I built the MVC web app and its server backend from scratch with the help of a few frameworks: express.js for the server, Bootstrap, jQuery, d3.js, ejs and less for the frontend. I used Babel which handles the es6-to-es5 transpilation allowing me to write ES6 JavaScript on both client-side and server-side. We use Babel for GoSquared’s web apps and I must say it works excellently and offers wide coverage of ES6 features.

Prox

By Simon

On many occasions, we’ve seen our users wanting to display GoSquared data on their sites using widgets, or using the data publicly on their sites. Since the data comes from our API, this can be a problem if a high volume of visitors view the page and exceed the API key’s rate limit by periodically requesting data for each visitor. Not to mention the API key would be publicly visible if the data wasn’t going via a proxy backend.

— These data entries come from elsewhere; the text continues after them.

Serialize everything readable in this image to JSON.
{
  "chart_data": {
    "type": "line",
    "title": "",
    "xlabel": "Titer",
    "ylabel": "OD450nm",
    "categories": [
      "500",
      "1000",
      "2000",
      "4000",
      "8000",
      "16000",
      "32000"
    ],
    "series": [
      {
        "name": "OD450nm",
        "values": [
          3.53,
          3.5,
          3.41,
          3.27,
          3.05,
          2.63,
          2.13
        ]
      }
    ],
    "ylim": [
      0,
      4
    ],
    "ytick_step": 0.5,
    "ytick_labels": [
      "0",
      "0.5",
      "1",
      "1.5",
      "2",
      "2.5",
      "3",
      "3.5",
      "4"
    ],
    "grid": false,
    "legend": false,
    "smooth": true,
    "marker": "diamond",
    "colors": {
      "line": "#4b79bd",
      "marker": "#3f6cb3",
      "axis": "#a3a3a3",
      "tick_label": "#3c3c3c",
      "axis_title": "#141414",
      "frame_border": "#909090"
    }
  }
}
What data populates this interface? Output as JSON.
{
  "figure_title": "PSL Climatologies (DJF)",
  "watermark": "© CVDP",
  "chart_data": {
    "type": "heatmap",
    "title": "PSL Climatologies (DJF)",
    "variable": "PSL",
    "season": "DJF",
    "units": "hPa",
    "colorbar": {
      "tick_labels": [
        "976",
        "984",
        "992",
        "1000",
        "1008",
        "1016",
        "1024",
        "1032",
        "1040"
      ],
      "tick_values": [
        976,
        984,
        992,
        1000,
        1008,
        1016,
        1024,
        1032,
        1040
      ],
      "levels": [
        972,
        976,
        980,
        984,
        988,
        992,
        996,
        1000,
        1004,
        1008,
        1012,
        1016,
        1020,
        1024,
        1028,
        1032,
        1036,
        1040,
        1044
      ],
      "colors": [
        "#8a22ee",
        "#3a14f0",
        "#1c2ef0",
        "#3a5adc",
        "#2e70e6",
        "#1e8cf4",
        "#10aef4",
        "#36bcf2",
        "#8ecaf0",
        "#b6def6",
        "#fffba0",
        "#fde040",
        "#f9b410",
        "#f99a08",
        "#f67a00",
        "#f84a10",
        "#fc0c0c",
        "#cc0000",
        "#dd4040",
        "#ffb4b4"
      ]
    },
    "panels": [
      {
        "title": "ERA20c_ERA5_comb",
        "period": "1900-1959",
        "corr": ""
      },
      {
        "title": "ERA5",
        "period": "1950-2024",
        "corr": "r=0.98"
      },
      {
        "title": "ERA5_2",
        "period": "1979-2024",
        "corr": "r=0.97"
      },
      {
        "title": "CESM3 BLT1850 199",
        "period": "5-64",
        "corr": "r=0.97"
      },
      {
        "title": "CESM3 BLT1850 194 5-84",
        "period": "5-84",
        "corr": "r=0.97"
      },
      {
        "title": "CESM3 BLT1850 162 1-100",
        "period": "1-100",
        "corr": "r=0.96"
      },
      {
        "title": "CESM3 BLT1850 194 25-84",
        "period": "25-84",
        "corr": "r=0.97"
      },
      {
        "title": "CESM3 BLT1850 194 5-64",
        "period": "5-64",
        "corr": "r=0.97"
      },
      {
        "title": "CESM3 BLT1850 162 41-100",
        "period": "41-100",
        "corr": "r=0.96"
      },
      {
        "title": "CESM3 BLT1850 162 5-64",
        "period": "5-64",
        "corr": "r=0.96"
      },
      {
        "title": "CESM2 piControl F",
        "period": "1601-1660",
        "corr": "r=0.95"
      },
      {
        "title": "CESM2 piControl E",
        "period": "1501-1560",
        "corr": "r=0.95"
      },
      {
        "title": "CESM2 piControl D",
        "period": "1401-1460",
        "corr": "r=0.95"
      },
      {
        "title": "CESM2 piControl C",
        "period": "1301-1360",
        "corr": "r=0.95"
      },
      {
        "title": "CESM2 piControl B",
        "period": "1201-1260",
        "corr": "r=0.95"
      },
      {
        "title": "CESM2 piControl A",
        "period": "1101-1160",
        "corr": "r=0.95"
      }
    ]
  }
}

Simon solved these problems by building prox, a secure, highly-available, cached reverse-proxy for the GoSquared API. It works by allowing users to create a key through which they can share data from certain API endpoints. Prox can serve up the raw data from the API, and can even serve a selection of pre-built static widgets, similar to those on our Labs page, ready for embedding straight into a page.

On top of all that, prox is fast. It’s cached on multiple levels, starting with a CDN to cache data globally, then a process-level LRU and Redis-backed cache using our node-stash module. All of this caching means you can throw as many requests to prox as you want and it’ll reliably respond with lightning speed. No more API limits! And even though it’s cached, the data updates regularly so you’ll still get it in near real-time.

Summary

So there you have it – a fruitful range of hacks from Watch apps to open source modules to API proxies. Another productive hack day!

Hugh’s Watch app isn’t available in the App Store yet, but please let us know if you’d like to see it there. If you’re coding in node.js you can already use JT’s speed-date module as it’s open source and up on npm. Finally, anyone can use Prox, but you’ll need to get in touch with us to request access first.